Vapour Pressure Lowering by Non-Volatile Solutes

In the previous topic, we looked at solutions where both components are volatile liquids. But what about everyday solutions like sugar in water or salt in water, where the dissolved substance does not evaporate at all? It turns out that even a silent, non-volatile solute quietly changes the behaviour of the solvent in a measurable and predictable way. Before we explore that, let us first tie up a loose end: the surprising connection between two laws we have already studied.

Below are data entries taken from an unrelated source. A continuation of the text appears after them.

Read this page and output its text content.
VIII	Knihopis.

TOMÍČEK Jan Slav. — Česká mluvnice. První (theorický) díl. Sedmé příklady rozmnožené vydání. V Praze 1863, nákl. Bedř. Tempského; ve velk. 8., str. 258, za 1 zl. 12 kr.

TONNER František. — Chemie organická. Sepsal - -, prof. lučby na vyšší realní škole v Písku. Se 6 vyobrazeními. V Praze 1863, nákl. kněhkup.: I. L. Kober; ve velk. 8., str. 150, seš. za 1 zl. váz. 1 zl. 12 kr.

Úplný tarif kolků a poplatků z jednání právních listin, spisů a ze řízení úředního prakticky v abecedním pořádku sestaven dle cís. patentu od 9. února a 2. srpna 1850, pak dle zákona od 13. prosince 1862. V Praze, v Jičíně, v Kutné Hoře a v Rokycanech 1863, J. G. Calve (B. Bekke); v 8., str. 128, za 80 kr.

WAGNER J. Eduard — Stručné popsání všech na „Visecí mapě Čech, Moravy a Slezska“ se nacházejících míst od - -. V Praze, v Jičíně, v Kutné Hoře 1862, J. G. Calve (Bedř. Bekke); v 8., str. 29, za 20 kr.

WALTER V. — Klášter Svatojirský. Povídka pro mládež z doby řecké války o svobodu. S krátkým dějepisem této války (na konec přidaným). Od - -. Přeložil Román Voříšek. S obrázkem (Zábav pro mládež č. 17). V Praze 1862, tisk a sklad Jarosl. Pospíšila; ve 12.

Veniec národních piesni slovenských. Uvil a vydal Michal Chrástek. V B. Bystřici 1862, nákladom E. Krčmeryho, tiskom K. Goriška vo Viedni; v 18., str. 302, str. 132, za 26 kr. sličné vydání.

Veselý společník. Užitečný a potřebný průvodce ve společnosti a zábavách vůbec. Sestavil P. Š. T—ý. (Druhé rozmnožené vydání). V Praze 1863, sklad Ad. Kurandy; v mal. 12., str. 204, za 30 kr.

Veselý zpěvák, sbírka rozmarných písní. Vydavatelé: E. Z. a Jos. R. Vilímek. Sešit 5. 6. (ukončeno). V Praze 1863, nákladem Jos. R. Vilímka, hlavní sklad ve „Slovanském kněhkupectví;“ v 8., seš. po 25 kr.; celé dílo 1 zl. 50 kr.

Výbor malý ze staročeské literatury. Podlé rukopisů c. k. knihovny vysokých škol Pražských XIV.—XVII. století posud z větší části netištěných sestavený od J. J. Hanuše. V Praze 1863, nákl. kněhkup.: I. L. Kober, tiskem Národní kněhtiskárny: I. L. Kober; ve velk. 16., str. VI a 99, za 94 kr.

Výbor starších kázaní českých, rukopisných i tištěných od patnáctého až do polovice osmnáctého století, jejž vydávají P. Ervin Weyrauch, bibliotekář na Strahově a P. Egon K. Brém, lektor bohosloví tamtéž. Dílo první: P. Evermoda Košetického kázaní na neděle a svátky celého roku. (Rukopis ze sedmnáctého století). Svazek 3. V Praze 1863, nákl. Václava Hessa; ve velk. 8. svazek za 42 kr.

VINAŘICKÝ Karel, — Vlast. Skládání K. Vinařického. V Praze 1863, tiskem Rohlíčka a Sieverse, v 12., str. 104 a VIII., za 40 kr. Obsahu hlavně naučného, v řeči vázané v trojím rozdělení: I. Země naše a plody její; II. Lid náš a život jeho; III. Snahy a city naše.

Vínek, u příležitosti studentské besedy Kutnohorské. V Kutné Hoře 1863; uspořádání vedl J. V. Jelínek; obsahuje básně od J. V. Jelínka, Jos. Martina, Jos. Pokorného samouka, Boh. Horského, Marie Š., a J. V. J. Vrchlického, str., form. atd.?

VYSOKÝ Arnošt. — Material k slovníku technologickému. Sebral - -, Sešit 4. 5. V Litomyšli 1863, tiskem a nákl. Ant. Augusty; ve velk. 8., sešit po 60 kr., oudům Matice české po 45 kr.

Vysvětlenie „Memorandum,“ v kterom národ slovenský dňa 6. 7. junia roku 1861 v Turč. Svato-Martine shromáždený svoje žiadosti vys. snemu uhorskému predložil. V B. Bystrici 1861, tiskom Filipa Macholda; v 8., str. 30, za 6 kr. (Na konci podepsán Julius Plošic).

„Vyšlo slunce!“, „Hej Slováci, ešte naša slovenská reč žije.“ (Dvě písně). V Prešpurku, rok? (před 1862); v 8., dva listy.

Two Laws, One Idea: How Raoult’s Law Connects to Henry’s Law

At first glance, Raoult’s law and Henry’s law look like they describe different situations. Raoult’s law deals with the vapour pressure of a component in a liquid mixture, while Henry’s law describes how much gas dissolves in a liquid under pressure. Yet their mathematical forms are almost identical.

Recall both equations side by side:

Raoult’s law: $p_i = x_i \, p_i^0$
Henry’s law: $p = K_H \, x$

Both say the same thing: the partial pressure of a dissolved species is proportional to its mole fraction in the liquid. The only difference is the proportionality constant. Raoult’s law uses $p_i^0$ (the vapour pressure of the pure component), while Henry’s law uses $K_H$ (the Henry’s law constant, a value specific to each gas-solvent pair at a given temperature).

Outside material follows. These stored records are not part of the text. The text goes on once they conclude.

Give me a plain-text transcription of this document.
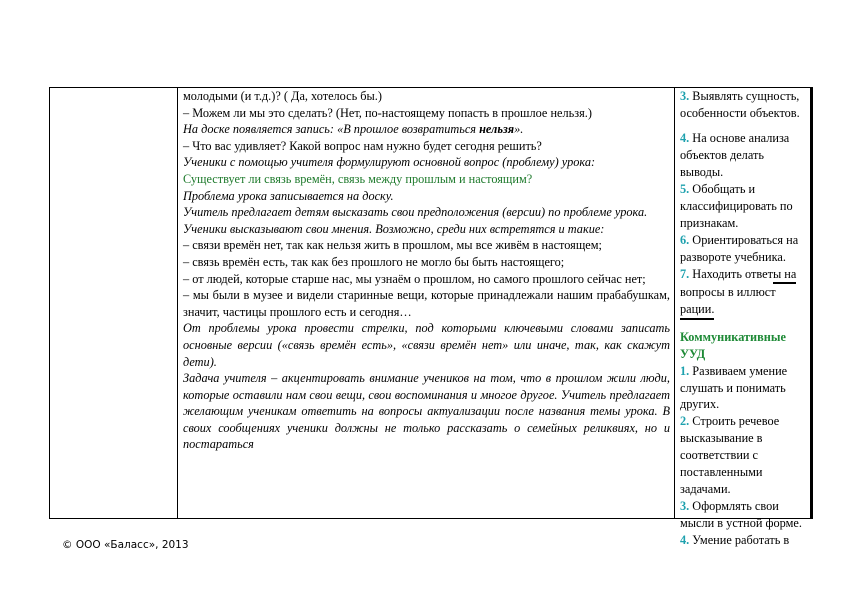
молодыми (и т.д.)? ( Да, хотелось бы.)

– Можем ли мы это сделать? (Нет, по-настоящему попасть в прошлое нельзя.)

На доске появляется запись: «В прошлое возвратиться нельзя».

– Что вас удивляет? Какой вопрос нам нужно будет сегодня решить?

Ученики с помощью учителя формулируют основной вопрос (проблему) урока:

Существует ли связь времён, связь между прошлым и настоящим?

Проблема урока записывается на доску.

Учитель предлагает детям высказать свои предположения (версии) по проблеме урока.

Ученики высказывают свои мнения. Возможно, среди них встретятся и такие:

– связи времён нет, так как нельзя жить в прошлом, мы все живём в настоящем;

– связь времён есть, так как без прошлого не могло бы быть настоящего;

– от людей, которые старше нас, мы узнаём о прошлом, но самого прошлого сейчас нет;

– мы были в музее и видели старинные вещи, которые принадлежали нашим прабабушкам, значит, частицы прошлого есть и сегодня…

От проблемы урока провести стрелки, под которыми ключевыми словами записать основные версии («связь времён есть», «связи времён нет» или иначе, так, как скажут дети).

Задача учителя – акцентировать внимание учеников на том, что в прошлом жили люди, которые оставили нам свои вещи, свои воспоминания и многое другое. Учитель предлагает желающим ученикам ответить на вопросы актуализации после названия темы урока. В своих сообщениях ученики должны не только рассказать о семейных реликвиях, но и постараться

3. Выявлять сущность, особенности объектов.

4. На основе анализа объектов делать выводы.

5. Обобщать и классифицировать по признакам.

6. Ориентироваться на развороте учебника.

7. Находить ответы на вопросы в иллюстрации.

Коммуникативные УУД

1. Развиваем умение слушать и понимать других.

2. Строить речевое высказывание в соответствии с поставленными задачами.

3. Оформлять свои мысли в устной форме.

4. Умение работать в

© ООО «Баласс», 2013
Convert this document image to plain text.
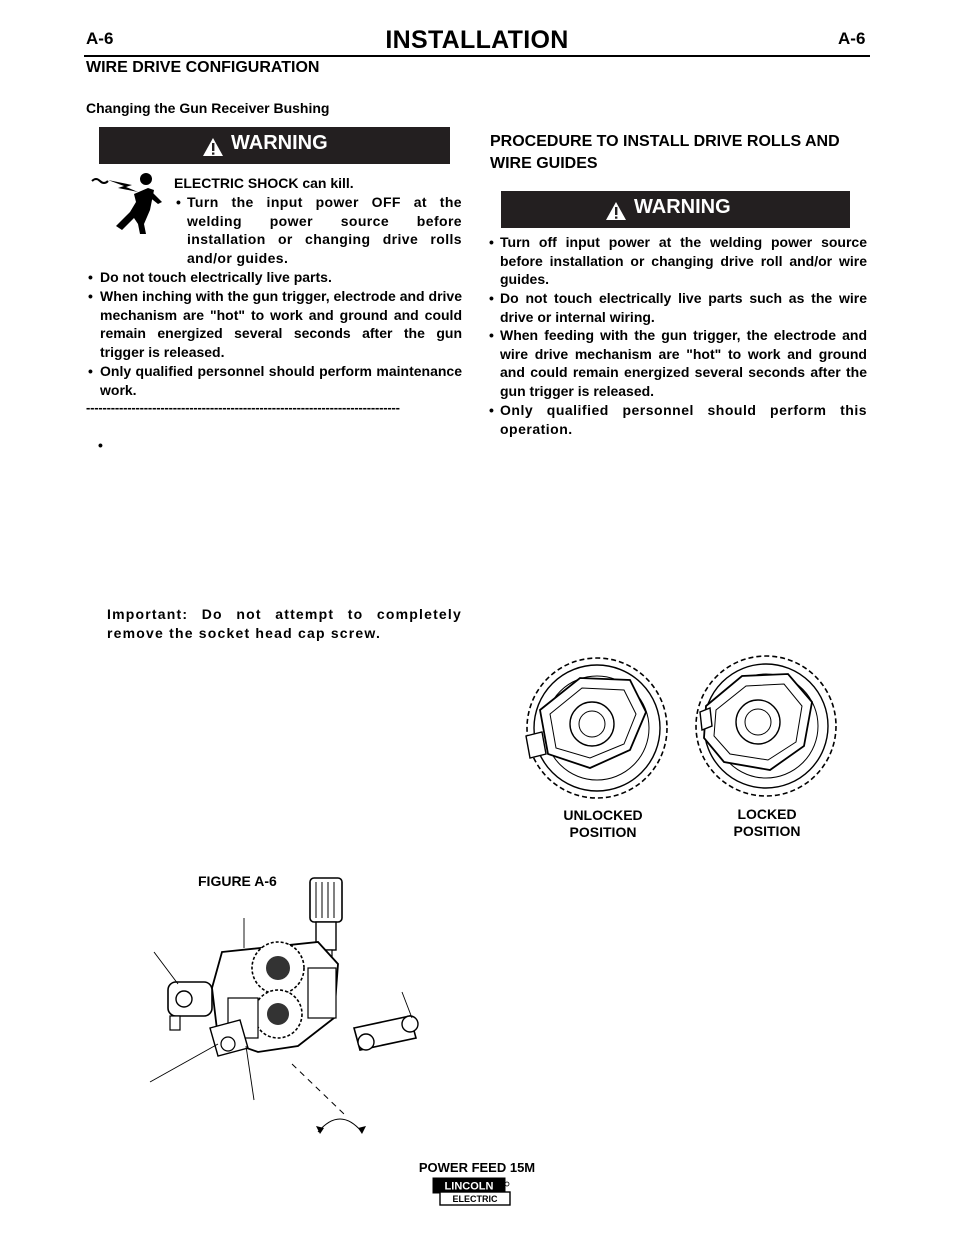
A-6	INSTALLATION	A-6
WIRE DRIVE CONFIGURATION
Changing the Gun Receiver Bushing
WARNING
ELECTRIC SHOCK can kill.
• Turn the input power OFF at the welding power source before installation or changing drive rolls and/or guides.
• Do not touch electrically live parts.
• When inching with the gun trigger, electrode and drive mechanism are "hot" to work and ground and could remain energized several seconds after the gun trigger is released.
• Only qualified personnel should perform maintenance work.
----------------------------------------------------------------------------
•
Important: Do not attempt to completely remove the socket head cap screw.
PROCEDURE TO INSTALL DRIVE ROLLS AND WIRE GUIDES
WARNING
• Turn off input power at the welding power source before installation or changing drive roll and/or wire guides.
• Do not touch electrically live parts such as the wire drive or internal wiring.
• When feeding with the gun trigger, the electrode and wire drive mechanism are "hot" to work and ground and could remain energized several seconds after the gun trigger is released.
• Only qualified personnel should perform this operation.
UNLOCKED
POSITION
LOCKED
POSITION
FIGURE A-6
POWER FEED 15M
LINCOLN
ELECTRIC
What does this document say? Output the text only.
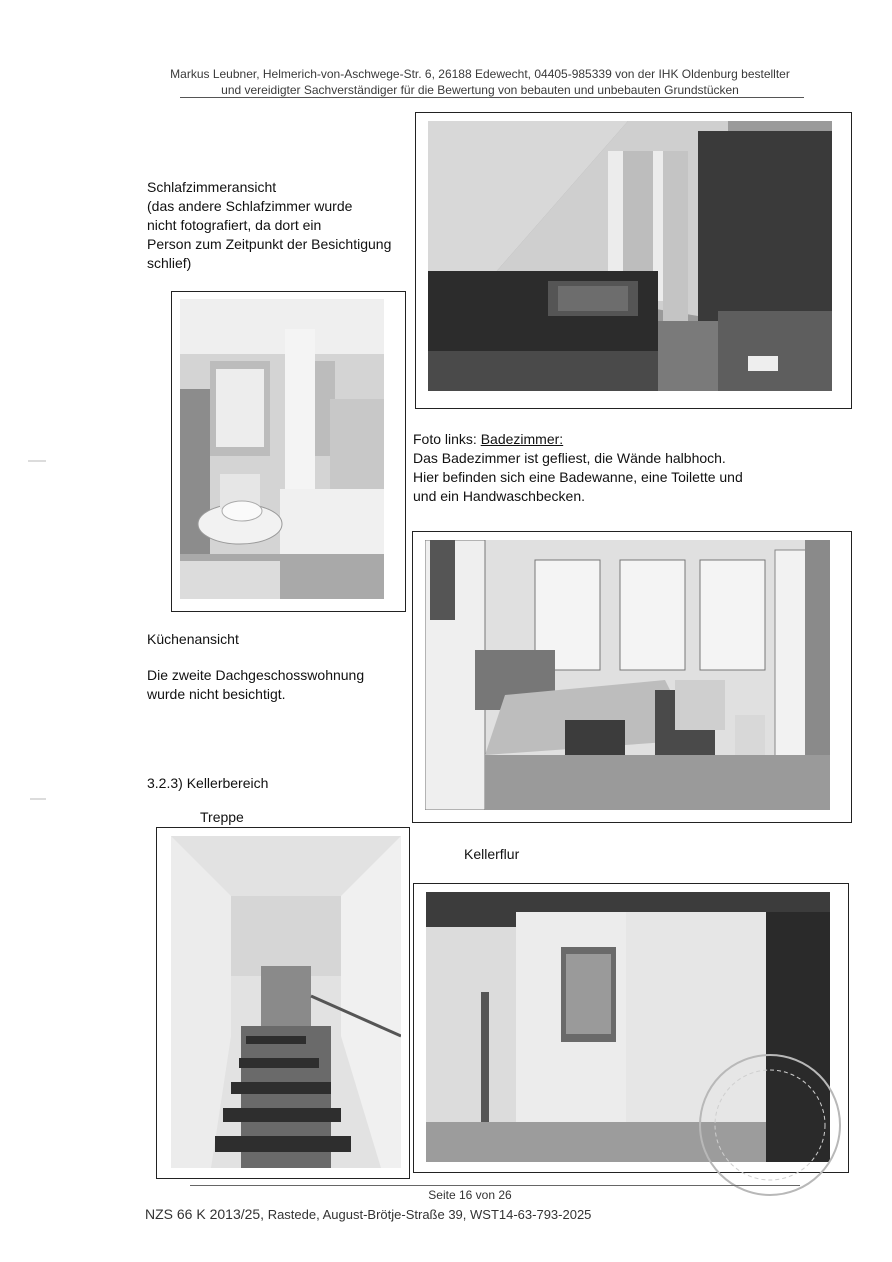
Markus Leubner, Helmerich-von-Aschwege-Str. 6, 26188 Edewecht, 04405-985339 von der IHK Oldenburg bestellter
und vereidigter Sachverständiger für die Bewertung von bebauten und unbebauten Grundstücken
Schlafzimmeransicht
(das andere Schlafzimmer wurde
nicht fotografiert, da dort ein
Person zum Zeitpunkt der Besichtigung
schlief)
Foto links: Badezimmer:
Das Badezimmer ist gefliest, die Wände halbhoch.
Hier befinden sich eine Badewanne, eine Toilette und
und ein Handwaschbecken.
Küchenansicht
Die zweite Dachgeschosswohnung
wurde nicht besichtigt.
3.2.3) Kellerbereich
Treppe
Kellerflur
Seite 16 von 26
NZS 66 K 2013/25, Rastede, August-Brötje-Straße 39, WST14-63-793-2025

This means Raoult’s law is really just a special case of Henry’s law. The two become exactly identical when:

$K_H = p_i^0$

In other words, if the Henry’s law constant for a particular gas in a particular solvent happens to equal the vapour pressure of that substance in its pure liquid form, the two laws give the same prediction. The underlying principle, that partial pressure scales linearly with mole fraction, is shared by both.

A New Class of Solutions: Solids Dissolved in Liquids

Now let us turn to a very common type of solution: a solid dissolved in a liquid. Think of sodium chloride ( $NaCl$ ), glucose ( $C_6H_{12}O_6$ ), urea ( $NH_2CONH_2$ ), or cane sugar (sucrose) dissolved in water. Or consider iodine ( $I_2$ ) and sulphur ( $S$ ) dissolved in carbon disulphide ( $CS_2$ ).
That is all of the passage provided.